With the College offering over 50 majors, many students within environment and sustainability majors decide to double major or minor. Dwyer, for one, has found great benefits having an environmental science perspective in their English major classes, using their knowledge base from ETP to write environmental fiction. Dwyer said they have also found courses in their economics minor program that allow them to explore the field of sustainability economics.
“There's a sustainability economics course here at U.Va., and I really can't wait to take that class,” Dwyer said. “I'm interested in the intersection of how [we] make sustainable things sustainable.”
Bennett, who majors in foreign affairs alongside ETP, has an intersectional focus in environmental justice.
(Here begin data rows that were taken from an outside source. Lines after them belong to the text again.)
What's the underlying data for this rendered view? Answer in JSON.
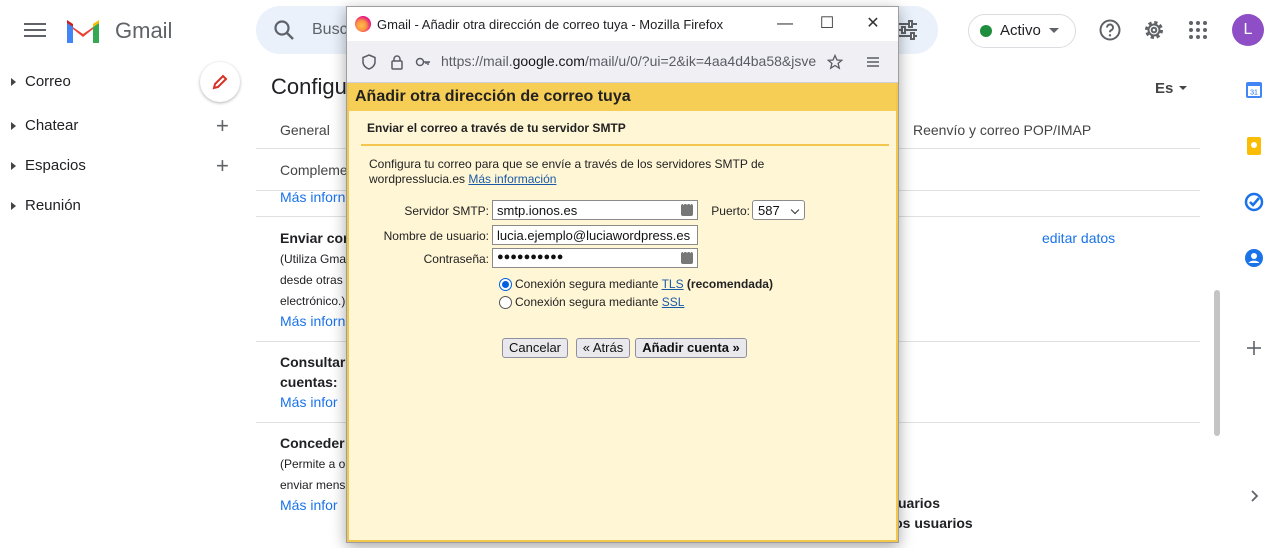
{
  "gmail": {
    "logo_text": "Gmail",
    "search_placeholder": "Busc",
    "status": "Activo",
    "avatar_letter": "L",
    "colors": {
      "search_bg": "#eaf1fb",
      "status_green": "#1e8e3e",
      "avatar": "#8e4ec6",
      "link": "#1a73e8"
    }
  },
  "sidebar": {
    "items": [
      {
        "label": "Correo"
      },
      {
        "label": "Chatear"
      },
      {
        "label": "Espacios"
      },
      {
        "label": "Reunión"
      }
    ]
  },
  "settings": {
    "title": "Configu",
    "language": "Es",
    "tabs": {
      "general": "General",
      "forwarding": "Reenvío y correo POP/IMAP",
      "complements": "Compleme"
    },
    "more_info": "Más inforn",
    "more_info_short": "Más infor",
    "send_as_title": "Enviar cor",
    "send_as_desc": [
      "(Utiliza Gma",
      "desde otras",
      "electrónico.)"
    ],
    "edit_data": "editar datos",
    "check_mail_title": [
      "Consultar",
      "cuentas:"
    ],
    "grant_access_title": "Conceder a",
    "grant_access_desc": [
      "(Permite a o",
      "enviar mens"
    ],
    "frag_users_1": "uarios",
    "frag_users_2": "tros usuarios"
  },
  "firefox": {
    "title": "Gmail - Añadir otra dirección de correo tuya - Mozilla Firefox",
    "url_prefix": "https://mail.",
    "url_domain": "google.com",
    "url_rest": "/mail/u/0/?ui=2&ik=4aa4d4ba58&jsve",
    "controls": {
      "minimize": "—",
      "maximize": "☐",
      "close": "✕"
    }
  },
  "dialog": {
    "title": "Añadir otra dirección de correo tuya",
    "subtitle": "Enviar el correo a través de tu servidor SMTP",
    "description": "Configura tu correo para que se envíe a través de los servidores SMTP de wordpresslucia.es",
    "description_link": "Más información",
    "smtp_label": "Servidor SMTP:",
    "smtp_value": "smtp.ionos.es",
    "port_label": "Puerto:",
    "port_value": "587",
    "user_label": "Nombre de usuario:",
    "user_value": "lucia.ejemplo@luciawordpress.es",
    "pass_label": "Contraseña:",
    "pass_value": "●●●●●●●●●●",
    "tls_text": "Conexión segura mediante",
    "tls_link": "TLS",
    "tls_rec": "(recomendada)",
    "ssl_text": "Conexión segura mediante",
    "ssl_link": "SSL",
    "cancel": "Cancelar",
    "back": "« Atrás",
    "add": "Añadir cuenta »",
    "colors": {
      "bg": "#fff6d6",
      "header": "#f6cd55",
      "border": "#f3c74d"
    }
  }
}
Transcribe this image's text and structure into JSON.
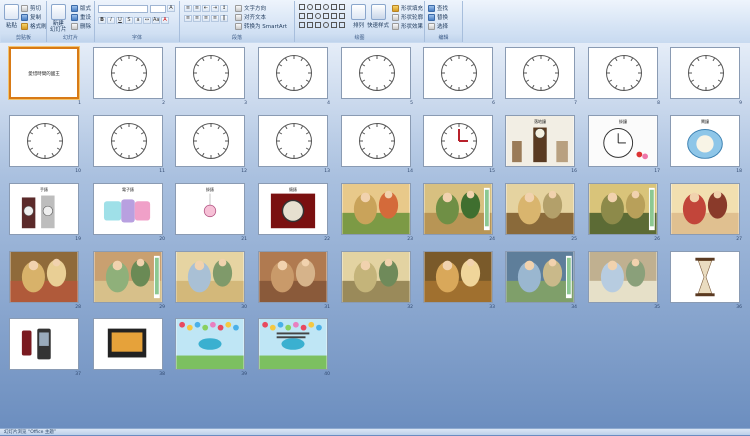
{
  "ribbon": {
    "clipboard": {
      "paste": "粘贴",
      "cut": "剪切",
      "copy": "复制",
      "format_painter": "格式刷",
      "label": "剪贴板"
    },
    "slides": {
      "new_slide": "新建\n幻灯片",
      "layout": "版式",
      "reset": "重设",
      "delete": "删除",
      "label": "幻灯片"
    },
    "font": {
      "label": "字体"
    },
    "paragraph": {
      "text_direction": "文字方向",
      "align_text": "对齐文本",
      "smartart": "转换为 SmartArt",
      "label": "段落"
    },
    "drawing": {
      "arrange": "排列",
      "quick_styles": "快速样式",
      "shape_fill": "形状填充",
      "shape_outline": "形状轮廓",
      "shape_effects": "形状效果",
      "label": "绘图"
    },
    "editing": {
      "find": "查找",
      "replace": "替换",
      "select": "选择",
      "label": "编辑"
    }
  },
  "title_slide_text": "愛惜時間的國王",
  "slides": [
    {
      "n": "1",
      "kind": "title"
    },
    {
      "n": "2",
      "kind": "clock"
    },
    {
      "n": "3",
      "kind": "clock"
    },
    {
      "n": "4",
      "kind": "clock"
    },
    {
      "n": "5",
      "kind": "clock"
    },
    {
      "n": "6",
      "kind": "clock"
    },
    {
      "n": "7",
      "kind": "clock"
    },
    {
      "n": "8",
      "kind": "clock"
    },
    {
      "n": "9",
      "kind": "clock"
    },
    {
      "n": "10",
      "kind": "clock"
    },
    {
      "n": "11",
      "kind": "clock"
    },
    {
      "n": "12",
      "kind": "clock"
    },
    {
      "n": "13",
      "kind": "clock"
    },
    {
      "n": "14",
      "kind": "clock-nums"
    },
    {
      "n": "15",
      "kind": "clock-red"
    },
    {
      "n": "16",
      "kind": "photo-grandfather"
    },
    {
      "n": "17",
      "kind": "photo-wallclock"
    },
    {
      "n": "18",
      "kind": "photo-alarm"
    },
    {
      "n": "19",
      "kind": "photo-watches"
    },
    {
      "n": "20",
      "kind": "photo-colorwatch"
    },
    {
      "n": "21",
      "kind": "photo-pendant"
    },
    {
      "n": "22",
      "kind": "photo-pocket"
    },
    {
      "n": "23",
      "kind": "illus-a"
    },
    {
      "n": "24",
      "kind": "illus-b"
    },
    {
      "n": "25",
      "kind": "illus-c"
    },
    {
      "n": "26",
      "kind": "illus-d"
    },
    {
      "n": "27",
      "kind": "illus-e"
    },
    {
      "n": "28",
      "kind": "illus-f"
    },
    {
      "n": "29",
      "kind": "illus-g"
    },
    {
      "n": "30",
      "kind": "illus-h"
    },
    {
      "n": "31",
      "kind": "illus-i"
    },
    {
      "n": "32",
      "kind": "illus-j"
    },
    {
      "n": "33",
      "kind": "illus-k"
    },
    {
      "n": "34",
      "kind": "illus-l"
    },
    {
      "n": "35",
      "kind": "illus-m"
    },
    {
      "n": "36",
      "kind": "photo-hourglass"
    },
    {
      "n": "37",
      "kind": "photo-phone"
    },
    {
      "n": "38",
      "kind": "photo-device"
    },
    {
      "n": "39",
      "kind": "thanks"
    },
    {
      "n": "40",
      "kind": "thanks2"
    }
  ],
  "captions": {
    "16": "落地鐘",
    "17": "掛鐘",
    "18": "鬧鐘",
    "19": "手錶",
    "20": "電子錶",
    "21": "掛錶",
    "22": "懷錶"
  },
  "status": "幻灯片浏览  “Office 主题”"
}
She finds that her experience in the ETP program has brought her a new perspective in her more political classes, such as the HILA 3021, “History of Human Rights in Latin America.” Bennett said in this class, for example, she brought an environmental perspective to an analysis of the murders of environmental advocates in Columbia.
“I took this [assignment] as an opportunity to look up environmental justice issues, which was not something that I had really learned about until I started doing ETP,” Bennett said. “It's nice to be able to take something that I've learned in my other classes and apply it.”
Throughout all of these major programs, there is one common thread — climate change. 2024 was the warmest year on record, and the presidential administration has taken steps to stifle climate-related progress, such as pulling out of the Paris Agreement and increasing fossil fuel production. Bennett, Christman and Dwyer all echoed a feeling of frustration with the lack of climate action being taken within the United States.
“[Climate change] isn't being taken seriously… we're entering the sixth mass extinction that is almost entirely caused by people,” Dwyer said. “These are facts. My concern is that these facts aren't being acknowledged or addressed by both our administration and administrations around the globe.”
Bennett echoed Dwyer’s sentiment. As someone interested in global environmental policy, she said she is worried about how politicians are downplaying the severity of climate change.
“My biggest concern is the effect that political polarization is playing on climate change and how people are not acknowledging its existence,” Bennett said. “If they are acknowledging it, they are downplaying its effects and or our human involvement in it.”
For the students in the Environmental Thought and Practice, Environmental Science and Global Environments and Sustainability programs, the threats of climate change are too serious to ignore. From the lecture hall to the lab bench, these students are confronting the issue head on, hoping to make a difference beyond the classroom.
“At the end of the day, not to be cheesy… but there is no Planet B.” Dwyer said. “This is our one chance, and we have to understand it in order to get it right.”